Sofosbuvir and ribavirin treatments should be administered to patients with hepatitis C virus who undergo liver transplantations in order to significantly decrease the risks of posttransplant HCV recurrence, according to two new studies published in the January issue of Gastroenterology (10.1053/j.gastro.2014.09.023 and 10.1053/j.gastro.2014.10.001).
“In clinical trials, administration of sofosbuvir with ribavirin was associated with rapid decreases of HCV RNA to undetectable levels in patients with HCV genotype 1, 2, 3, 4, and 6 infections,” wrote lead author Dr. Michael P. Curry of the Beth Israel Deaconess Medical Center in Boston, and his coauthors on the first of these two studies. “In more than 3,000 patients treated to date, sofosbuvir has been shown to be safe, viral breakthrough during treatment has been rare (and associated with nonadherence), and few drug interactions have been observed.”
In a phase II, open-label study, Dr. Curry and his coinvestigators enrolled 61 patients with HCV of any genotype, and cirrhosis with a Child-Turcotte-Pugh score no greater than 7, who were all wait-listed to receive liver transplantations. Subjects received up to 48 weeks of treatment with 400 mg of sofosbuvir, and a separate dose of ribavirin prior to liver transplantation, while 43 patients received transplantations alone. The primary outcome sought by investigators was HCV-RNA levels less than 25 IU/mL at 12 weeks after transplantation among patients that had this level prior to the operation.
The investigators found that 43 subjects had the desired HCV-RNA levels; of that population, 49% had a posttransplantation virologic response, with the most frequent side effects reported by subjects being fatigue (38%), headache (23%), and anemia (21%). Of the 43 applicable subjects, 30 (70% of the population) had a posttransplantation virologic response at 12 weeks, 10 (23%) had recurrent infection, and 3 (7%) died.
“This study provides proof of concept that virologic suppression without interferon significantly can reduce the rate of recurrent HCV after liver transplantation,” the study says, adding that the results “compare favorably with those observed in other trials of pretransplantation antiviral therapy.”

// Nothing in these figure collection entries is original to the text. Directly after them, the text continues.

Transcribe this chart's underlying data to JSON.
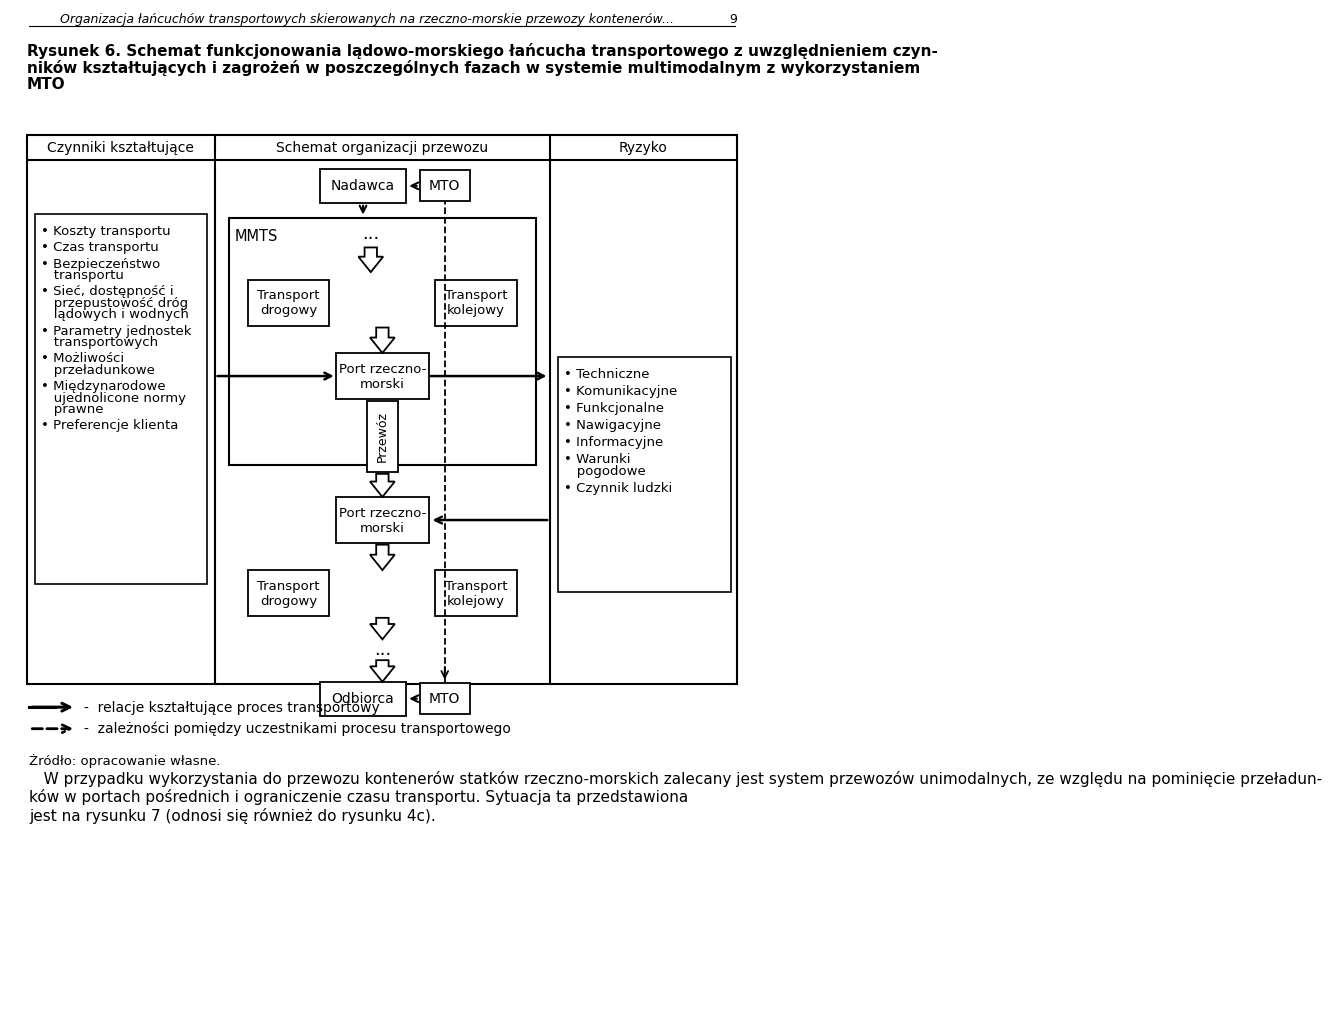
{
  "header_italic": "Organizacja łańcuchów transportowych skierowanych na rzeczno-morskie przewozy kontenerów...",
  "header_page": "9",
  "title_line1": "Rysunek 6. Schemat funkcjonowania lądowo-morskiego łańcucha transportowego z uwzględnieniem czyn-",
  "title_line2": "ników kształtujących i zagrożeń w poszczególnych fazach w systemie multimodalnym z wykorzystaniem",
  "title_line3": "MTO",
  "col1_header": "Czynniki kształtujące",
  "col2_header": "Schemat organizacji przewozu",
  "col3_header": "Ryzyko",
  "left_box_items": [
    "Koszty transportu",
    "Czas transportu",
    "Bezpieczeństwo\ntransportu",
    "Sieć, dostępność i\nprzepustowość dróg\nlądowych i wodnych",
    "Parametry jednostek\ntransportowych",
    "Możliwości\nprzeładunkowe",
    "Międzynarodowe\nujednolicone normy\nprawne",
    "Preferencje klienta"
  ],
  "right_box_items": [
    "Techniczne",
    "Komunikacyjne",
    "Funkcjonalne",
    "Nawigacyjne",
    "Informacyjne",
    "Warunki\npogodowe",
    "Czynnik ludzki"
  ],
  "legend_solid": "relacje kształtujące proces transportowy",
  "legend_dashed": "zależności pomiędzy uczestnikami procesu transportowego",
  "source": "Żródło: opracowanie własne.",
  "bottom_para": "   W przypadku wykorzystania do przewozu kontenerów statków rzeczno-morskich zalecany jest system przewozów unimodalnych, ze względu na pominięcie przeładun-\nków w portach pośrednich i ograniczenie czasu transportu. Sytuacja ta przedstawiona\njest na rysunku 7 (odnosi się również do rysunku 4c).",
  "bg_color": "#ffffff"
}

In the second study, the authors ascertained that combination therapy consisting of sofosbuvir and ribavirin for 24 weeks is effective at preventing hepatitis C virus recurrence in patients who undergo liver transplantations.
“Recurrent HCV infection is the most common cause of mortality and graft loss following transplantation, and up to 30% of patients with recurrent infection develop cirrhosis within 5 years,” wrote the study’s authors, led by Dr. Michael Charlton of the Mayo Clinic in Rochester, Minn.
Using a prospective, multicenter, open-label pilot study, investigators enrolled and treated 40 patients with a 24-week regimen of 400 mg sofosbuvir and ribavirin starting at 400 mg, which was subsequently adjusted per patient based on individual creatinine clearance and hemoglobin levels. Subjects were 78% male and 85% white, with 83% having HCV genotype 1, 40% having cirrhosis, and 88% having been previously treated with interferon. The primary outcome investigators looked for was “sustained virologic response 12 weeks after treatment (SVR12).”
Data showed that SVR12 was achieved by 28 of the 40 subjects that received treatment, or 70%. The most commonly reported adverse effects were fatigue (30%), diarrhea (28%), headache (25%), and anemia (20%). No patients exhibited detectable viral resistance during or after treatment, and although two patients terminated their treatment because of adverse events, investigators reported no deaths, graft losses, or episodes of rejection.
“In contrast,” Dr. Charlton and his coauthors noted, “interferon-based treatments have been associated with posttreatment immunological dysfunction (particularly plasma cell hepatitis) and even hepatic decompensation in LT [liver transplant] recipients.”
The authors of the first study disclosed that Dr. Curry has received grants from and been affiliated with Gilead, which was a sponsor of the study. The authors of the second study reported no relevant financial disclosures.